Alice Mwanaidi, 17, is determined to give back to society because she feels the society helped revive her dreams that had been dashed, thanks to poverty.
Her passion is teaching and she hopes her will and drive will help inspire hope in many children, especially the girl child, through education.
She wants to pursue a career in the education sector and she is eagerly waiting for that calling letter from a university in Nairobi.
She got a B plain in the 2022 KCSE from Bura Girls high school in Taita Taveta County.
“I had lost hope when my parents told me they could not afford to take me to secondary school after scoring 357 marks in the 2018 KCPE at Mikindani primary school,” she tells the Star after a long pause.
She stares at her own hands as they constantly lock and unlock playfully at the Jomvu CDF office on Friday.
She would not have got here were it not for one of the officers working in this office.
The officer, who is her neighbour, informed Jomvu MP Badi Twalib of her plight.
The MP immediately put her in the Jomvu Presidential Scholarship Program.
The program identifies bright but needy students and provides full secondary school scholarships for them.
Mwanaidi is among the 328 students who have benefitted from the program in Jomvu since it was established in 2017.
This year, 67 students will benefit from it.
MP Twalib on Friday issued cheques worth Sh681,586 for them.
The 67 will be catered for the whole of their four-year stay in secondary school.
The MP said he is establishing another program where the program’s beneficiaries who have graduated with degrees in different fields will voluntarily offer their services to Jomvu residents.

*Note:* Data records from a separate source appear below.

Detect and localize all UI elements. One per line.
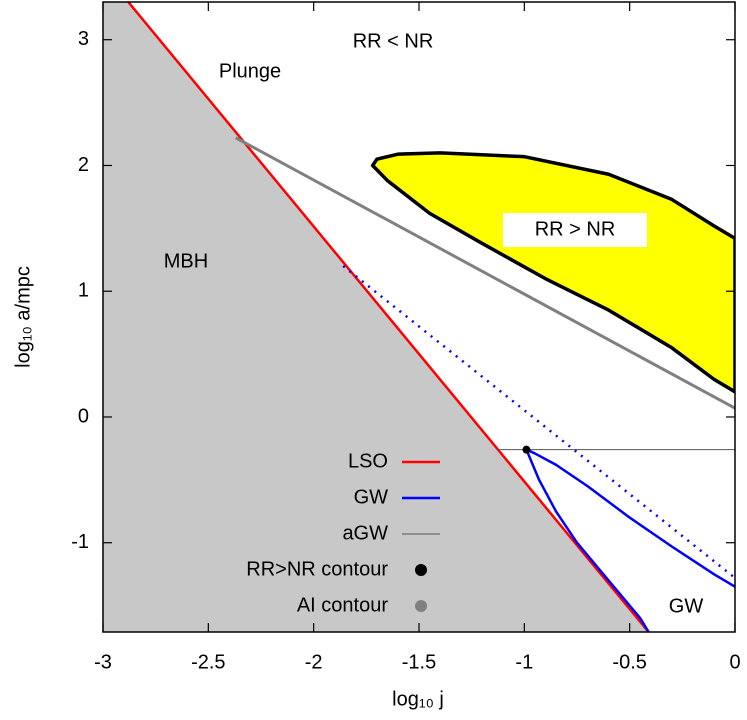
y-axis-label: log₁₀ a/mpc bbox=[12, 266, 34, 368]
legend-label: AI contour bbox=[297, 594, 389, 616]
x-tick-label: 0 bbox=[729, 651, 740, 673]
x-tick-label: -0.5 bbox=[612, 651, 646, 673]
point bbox=[522, 445, 531, 454]
contour bbox=[370, 151, 735, 394]
region-fill bbox=[103, 2, 649, 632]
y-tick-label: -1 bbox=[71, 531, 89, 553]
y-tick-label: 3 bbox=[78, 28, 89, 50]
y-tick-label: 1 bbox=[78, 280, 89, 302]
legend-label: GW bbox=[354, 486, 389, 508]
label-background bbox=[503, 213, 647, 247]
x-tick-label: -1 bbox=[515, 651, 533, 673]
legend-label: RR>NR contour bbox=[246, 558, 388, 580]
annotation: RR < NR bbox=[353, 30, 434, 52]
x-axis-label: log₁₀ j bbox=[392, 688, 444, 710]
annotation: RR > NR bbox=[535, 218, 616, 240]
curve bbox=[235, 136, 735, 410]
annotation: MBH bbox=[164, 250, 208, 272]
legend-label: aGW bbox=[342, 522, 388, 544]
curve bbox=[342, 265, 735, 579]
x-tick-label: -2 bbox=[305, 651, 323, 673]
annotation: GW bbox=[669, 595, 704, 617]
curve bbox=[127, 2, 650, 632]
y-tick-label: 0 bbox=[78, 405, 89, 427]
plot-area bbox=[103, 2, 735, 632]
x-tick-label: -3 bbox=[94, 651, 112, 673]
legend-label: LSO bbox=[348, 450, 388, 472]
x-tick-label: -1.5 bbox=[402, 651, 436, 673]
x-tick-label: -2.5 bbox=[191, 651, 225, 673]
legend-marker bbox=[415, 564, 427, 576]
y-tick-label: 2 bbox=[78, 154, 89, 176]
legend-marker bbox=[415, 600, 427, 612]
annotation: Plunge bbox=[219, 60, 281, 82]
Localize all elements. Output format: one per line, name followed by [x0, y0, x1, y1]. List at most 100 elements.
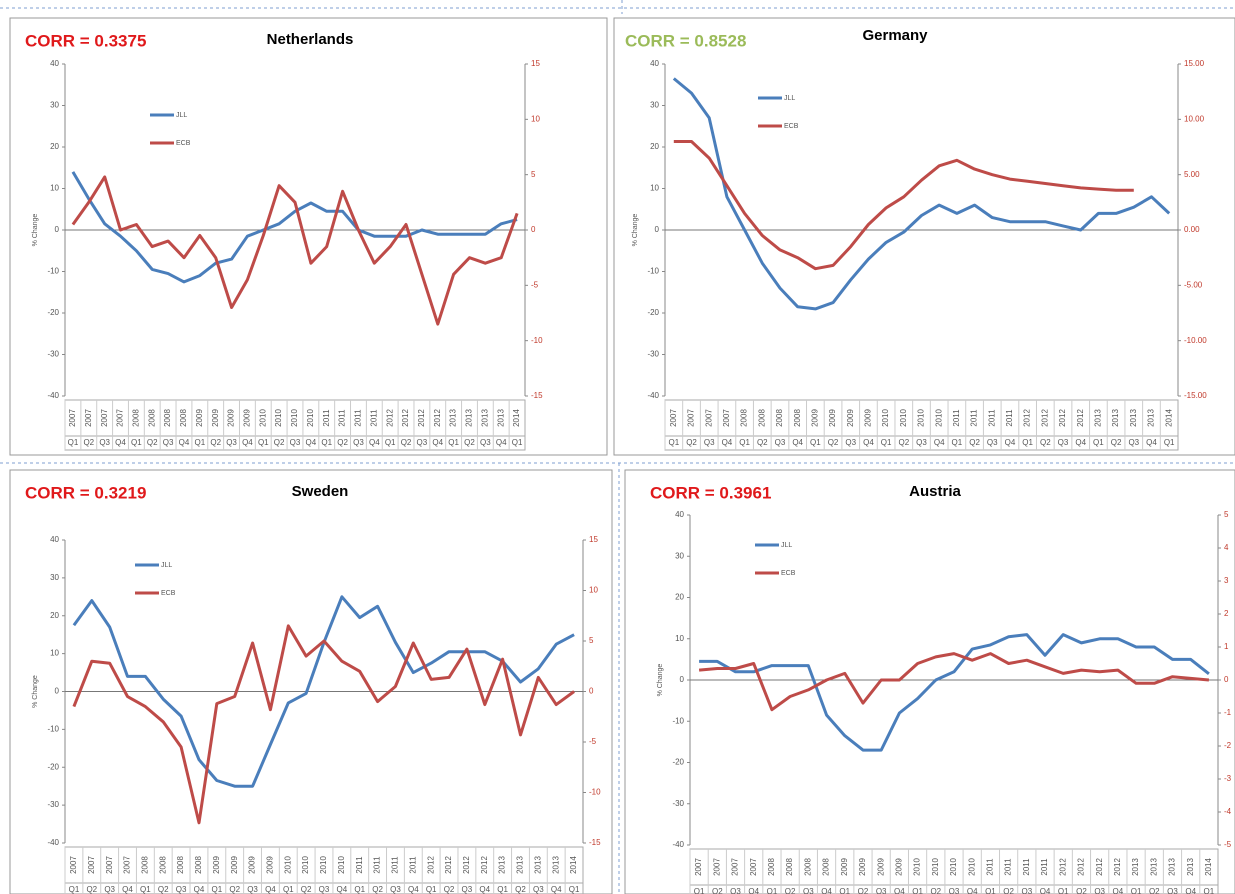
panel-frame: [9, 469, 613, 894]
x-tick-year: 2008: [793, 409, 802, 427]
y-tick-label: -40: [47, 838, 59, 847]
x-tick-quarter: Q3: [1094, 887, 1105, 894]
x-tick-quarter: Q4: [863, 438, 874, 447]
x-tick-quarter: Q1: [739, 438, 750, 447]
y2-tick-label: 15: [531, 59, 540, 68]
x-tick-year: 2008: [785, 858, 794, 876]
x-tick-quarter: Q3: [353, 438, 364, 447]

“This will be a way for the beneficiaries to give back to society,” Twalib said.
“So that if you went through this program and you did law, you can come to this constituency office and offer legal services free of charge to the community.”
He said he has seen lawyers, doctors, nurses, teachers and other professionals who have gone through the program make a career out of themselves.
However, those who graduate will be talked to so they can offer their services to the Jomvu residents pro bono as they wait for employment.
Twalib said this will be one of the ways through which the service providers gain experience before they get employment.
“This way, their CVs will be strengthened and be more attractive to potential employers. When the county wants to employ more nurses, for instance, they will look at those who volunteered in their facilities and give them priority,” Twalib said.
He urged parents to ensure their children work hard in school so as not to miss such opportunities even when they struggle with their fees.
There are many opportunities for bright and needy students, he said.
These include the Jomvu Constituency Scholarship Program which also works similarly to the Jomvu Presidential Scholarship Program.
For the constituency program, 40 students are identified and incorporated into it each year.
Twalib said he will ensure Mwanaidi is also sponsored through her university education until she graduates.
“Then she will also help teach in some of the schools in Jomvu voluntarily as a way of giving back to the society,” he said.
Mwanaidi said she is more than willing to offer her services to Jomvu residents.